That's it. The graph scaling is awful, but you can see that it does .006% at 1kHz, with a small rise to about .03% at 20kHz, at 30W. At 100W, .003% and .018%. At full power it is even less, at least at 1kHz. Thus, it seems that distortion keep falling as power is increasing, which is what you want to see. Yes, 20kHz THD could be a little lower, but with over 350W available per channel, there is not much to complain about. This is better performance at 20kHz than probably 80% of the "high end" products out there, meaning that the design is more linear than a great many of them. Also, the fans apparently don't come on unless it is driven extremely hard. And if you really want lots of power, buy a p5000s or a p7000s.
There, amp shopping done. I am not sure if their newer series do as well. I haven't looked at the design. Many of the manufacturers are going all in for the weight savings and sacrificing distortion performance in the process. It's also worth noting that most pro products do not perform this well. Don't go thinking you can snag an old QSC or the Behringer copy and have behave this well. You can't. Products that ever performed like this were rare, and most are no longer in production since the landscape has shifted to higher power and lower weight. People went from schlepping 90 pound amps, to 40 pound amps, to 10 pound amps.
I decided to follow this up with a little hint to a pro amplifier even better than this.
One thing that makes the Yamaha perform is that it uses, if I recall, a discreet dual differential, fully complementary front end, which is not all that often seen in cheap PA amps. I suspect it might be let down some, though, by its use of a rather overly complicated output stage, Yamaha's "EEEngine" which is sort of a Class D style amp layered on top of a Class AB amp. The idea is to make the rail voltage track the input signal, like some of the old Carver amps. Weight reduction.
If you just want a standard Class AB amp, there is one (and perhaps only one) that is inexpensive and has a state of the art traditional AB design (that isn't really spendy). Sometime in the mid 1990s, a rather well known pro sound company decided they wanted to sell power amps. So they let one of their designers run wild. Instead of copying the fairly cheap to produce Crown or QSC designs, they engineered what was arguably one of the more technically advanced products of its time. This was before the "phone an order to China" days, and the products were USA designed and assembled. Compared to the cost of other products at the time, this company still managed to do it cheap by using surface mount and plastic output devices, which legacy amps of the time did not. Somehow, I mentally filed away an old Arny Krueger (RIP) rec.audio post from 20 years ago praising these amps, which I remembered a couple of years ago when looking for cheap amps that might perform well. I pulled the schematics and service manuals, and ... there it was. An amplifier that had no reason to exist, that shouldn't exist, and would never be designed today, but for some reason made it past the bean counters.
Some fairly simple analysis reveals that this amp has perhaps the best low distortion circuitry ever designed and put into any mass market pro audio amplifier, and it bests most "high end" products to this day.

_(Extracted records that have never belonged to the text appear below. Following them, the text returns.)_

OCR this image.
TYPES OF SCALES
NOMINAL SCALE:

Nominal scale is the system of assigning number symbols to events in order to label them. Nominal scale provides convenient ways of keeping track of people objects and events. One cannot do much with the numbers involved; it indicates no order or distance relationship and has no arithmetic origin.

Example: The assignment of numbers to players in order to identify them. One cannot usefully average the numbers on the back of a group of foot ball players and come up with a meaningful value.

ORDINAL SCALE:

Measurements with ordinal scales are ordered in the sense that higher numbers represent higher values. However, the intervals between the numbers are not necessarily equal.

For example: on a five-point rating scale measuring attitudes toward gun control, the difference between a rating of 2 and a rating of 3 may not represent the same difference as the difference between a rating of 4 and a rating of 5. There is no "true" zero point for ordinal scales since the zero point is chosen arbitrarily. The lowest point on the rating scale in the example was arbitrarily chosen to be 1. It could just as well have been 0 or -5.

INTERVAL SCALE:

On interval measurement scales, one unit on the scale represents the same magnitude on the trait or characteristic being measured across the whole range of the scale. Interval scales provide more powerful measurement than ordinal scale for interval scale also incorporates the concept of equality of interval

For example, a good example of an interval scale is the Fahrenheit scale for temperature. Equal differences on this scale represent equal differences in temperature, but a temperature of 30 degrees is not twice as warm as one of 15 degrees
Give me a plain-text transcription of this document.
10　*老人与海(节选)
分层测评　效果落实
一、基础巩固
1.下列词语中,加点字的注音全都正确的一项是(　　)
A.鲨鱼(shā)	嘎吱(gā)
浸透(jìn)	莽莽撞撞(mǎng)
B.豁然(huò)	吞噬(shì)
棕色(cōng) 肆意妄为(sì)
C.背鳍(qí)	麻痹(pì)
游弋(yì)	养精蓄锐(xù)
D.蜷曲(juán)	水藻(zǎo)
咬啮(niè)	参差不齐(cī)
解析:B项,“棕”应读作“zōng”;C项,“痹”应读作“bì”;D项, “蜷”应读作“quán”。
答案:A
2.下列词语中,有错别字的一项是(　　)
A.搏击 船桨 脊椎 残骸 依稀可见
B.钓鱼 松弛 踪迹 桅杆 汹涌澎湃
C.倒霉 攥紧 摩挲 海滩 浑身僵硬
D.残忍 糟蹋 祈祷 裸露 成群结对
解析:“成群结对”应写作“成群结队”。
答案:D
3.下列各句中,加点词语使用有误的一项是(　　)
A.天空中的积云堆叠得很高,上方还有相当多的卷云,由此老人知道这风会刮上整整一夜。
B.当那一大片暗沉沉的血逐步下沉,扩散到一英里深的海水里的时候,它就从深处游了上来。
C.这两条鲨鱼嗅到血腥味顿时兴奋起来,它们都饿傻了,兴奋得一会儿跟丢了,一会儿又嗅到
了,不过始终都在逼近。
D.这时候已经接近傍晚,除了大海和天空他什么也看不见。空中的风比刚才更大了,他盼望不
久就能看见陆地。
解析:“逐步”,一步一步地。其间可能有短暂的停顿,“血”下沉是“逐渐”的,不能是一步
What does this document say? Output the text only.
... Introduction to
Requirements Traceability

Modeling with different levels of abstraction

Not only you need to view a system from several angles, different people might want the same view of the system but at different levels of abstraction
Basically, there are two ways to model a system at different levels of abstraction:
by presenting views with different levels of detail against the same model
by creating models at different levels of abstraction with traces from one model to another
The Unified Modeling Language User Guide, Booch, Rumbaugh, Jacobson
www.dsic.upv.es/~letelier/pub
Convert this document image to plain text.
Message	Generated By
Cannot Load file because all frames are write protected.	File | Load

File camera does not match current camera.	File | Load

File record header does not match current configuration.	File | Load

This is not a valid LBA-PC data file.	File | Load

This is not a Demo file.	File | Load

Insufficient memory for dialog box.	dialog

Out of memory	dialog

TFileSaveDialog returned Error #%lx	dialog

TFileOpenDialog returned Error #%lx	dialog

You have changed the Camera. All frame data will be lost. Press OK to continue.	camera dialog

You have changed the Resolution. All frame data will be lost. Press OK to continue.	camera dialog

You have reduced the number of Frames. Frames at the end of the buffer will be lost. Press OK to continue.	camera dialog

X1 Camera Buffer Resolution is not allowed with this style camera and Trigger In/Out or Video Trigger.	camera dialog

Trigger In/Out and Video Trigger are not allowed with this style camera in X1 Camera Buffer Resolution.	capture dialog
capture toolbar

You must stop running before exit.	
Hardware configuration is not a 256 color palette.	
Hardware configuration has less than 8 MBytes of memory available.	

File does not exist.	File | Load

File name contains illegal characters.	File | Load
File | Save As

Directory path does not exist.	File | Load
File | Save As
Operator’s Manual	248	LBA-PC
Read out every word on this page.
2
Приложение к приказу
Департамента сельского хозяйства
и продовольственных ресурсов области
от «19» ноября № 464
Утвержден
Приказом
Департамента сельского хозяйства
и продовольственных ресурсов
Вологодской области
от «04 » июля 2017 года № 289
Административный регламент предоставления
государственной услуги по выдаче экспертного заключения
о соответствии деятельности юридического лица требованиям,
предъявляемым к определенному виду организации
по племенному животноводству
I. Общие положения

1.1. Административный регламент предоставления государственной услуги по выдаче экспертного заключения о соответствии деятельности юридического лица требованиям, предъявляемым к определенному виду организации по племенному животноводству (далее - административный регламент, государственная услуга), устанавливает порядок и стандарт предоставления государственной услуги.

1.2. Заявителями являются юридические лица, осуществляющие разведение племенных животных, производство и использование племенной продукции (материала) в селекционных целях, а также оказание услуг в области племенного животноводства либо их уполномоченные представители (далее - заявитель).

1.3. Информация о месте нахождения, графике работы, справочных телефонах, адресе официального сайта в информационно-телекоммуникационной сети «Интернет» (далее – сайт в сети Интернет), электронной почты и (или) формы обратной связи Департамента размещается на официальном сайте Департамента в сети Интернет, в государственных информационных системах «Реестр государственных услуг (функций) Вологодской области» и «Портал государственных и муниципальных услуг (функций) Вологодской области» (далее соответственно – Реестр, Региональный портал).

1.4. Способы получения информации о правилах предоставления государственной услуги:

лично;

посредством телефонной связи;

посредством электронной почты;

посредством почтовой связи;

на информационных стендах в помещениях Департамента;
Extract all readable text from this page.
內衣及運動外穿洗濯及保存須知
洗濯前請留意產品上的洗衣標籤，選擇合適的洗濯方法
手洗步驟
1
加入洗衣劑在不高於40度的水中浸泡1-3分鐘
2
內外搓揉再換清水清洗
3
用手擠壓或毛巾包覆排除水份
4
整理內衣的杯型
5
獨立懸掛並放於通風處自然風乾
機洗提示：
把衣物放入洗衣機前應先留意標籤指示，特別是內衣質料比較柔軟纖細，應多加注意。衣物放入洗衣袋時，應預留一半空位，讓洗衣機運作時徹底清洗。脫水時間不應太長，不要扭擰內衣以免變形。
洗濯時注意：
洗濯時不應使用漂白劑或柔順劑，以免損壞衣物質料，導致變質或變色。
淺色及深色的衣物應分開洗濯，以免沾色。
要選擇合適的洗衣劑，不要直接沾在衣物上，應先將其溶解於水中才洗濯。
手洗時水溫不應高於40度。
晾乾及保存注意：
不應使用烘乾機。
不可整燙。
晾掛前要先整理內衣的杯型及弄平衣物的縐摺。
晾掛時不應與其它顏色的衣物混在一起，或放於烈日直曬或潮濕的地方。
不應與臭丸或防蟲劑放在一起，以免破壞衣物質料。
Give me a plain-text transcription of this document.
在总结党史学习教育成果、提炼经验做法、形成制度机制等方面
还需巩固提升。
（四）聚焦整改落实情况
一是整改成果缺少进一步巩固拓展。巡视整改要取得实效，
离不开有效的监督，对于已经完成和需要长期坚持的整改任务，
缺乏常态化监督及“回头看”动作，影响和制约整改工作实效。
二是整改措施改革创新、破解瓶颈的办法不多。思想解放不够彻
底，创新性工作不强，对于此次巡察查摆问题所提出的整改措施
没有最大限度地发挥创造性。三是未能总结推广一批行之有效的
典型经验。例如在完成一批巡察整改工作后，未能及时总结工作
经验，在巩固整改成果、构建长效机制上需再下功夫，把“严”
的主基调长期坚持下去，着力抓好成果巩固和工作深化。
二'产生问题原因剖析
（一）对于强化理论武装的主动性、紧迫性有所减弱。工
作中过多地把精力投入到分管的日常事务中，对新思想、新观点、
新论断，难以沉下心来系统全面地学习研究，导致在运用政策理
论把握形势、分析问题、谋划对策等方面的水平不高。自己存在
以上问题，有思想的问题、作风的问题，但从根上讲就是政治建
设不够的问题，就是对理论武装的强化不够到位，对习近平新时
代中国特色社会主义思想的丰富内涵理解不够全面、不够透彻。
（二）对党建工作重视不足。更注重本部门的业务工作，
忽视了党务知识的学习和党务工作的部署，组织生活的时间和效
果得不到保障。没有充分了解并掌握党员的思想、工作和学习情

It is chock full of distortion reducing principles which few high end amps follow, and almost no pro amps do. Dual differential, fully complementary front end, with an extremely good performing transimpedance (or VAS) stage, lots of cascoding, a very clever compensation scheme, all using parts that were among the absolute best ever designed for the purpose.
At 1kHz with these amplifiers, you should see at or under .002% THD at full power, with a rise to maybe .007% at 20kHz,
at full power of 250w. Back it off a little and that should fall to .004% or less. If that doesn't sound that impressive, look through every measurement of every amplifier on the entire internet. Almost none come close to that level of linearity. Bryston, Cambridge, Benchmark, and perhaps Arcam are the notable exceptions. Even at 20kHz, the line for THD+N just keeps heading downward along with the noise floor, and only starts to flatten on when the amp is about to clip. Happily, the company included Audio Precision measurements for some of the amps that show this textbook performance (probably taken on an old System 1). Today, you can buy these things for $200 used all day long from Guitar Center or Music Go Round.
You'll need to do a low speed fan modification, since they do have a fan. Also note that the noise performance at low power isn't as good as some of the new Bryston stuff. But that could be the input circuitry, since there is effectively a preamp circuit in line at most times. If you tacked on a pair of RCA jacks directly feeding the amp section, I'm sure things would improve.
Oh yeah. The amps are the dime-a-dozen Mackie m-1400. The manual specifies less than .012% THD at any power level or frequency into 8 ohms. That was conservative. Here's a link to a dozen of them for sale for about $220, shipped.
https://www.musicgoround.com/products/PSPA/power-amps?search=mackie m1400&Brand=mackie&page=1. Just get some 1/4" jack to RCA adapters or use the balanced inputs and you're off to the races, since they do have binding posts instead of Speakons. I haven't actually measured one, but there's no reason they shouldn't perform as specified, and they probably won't burn up or blow up after this many years.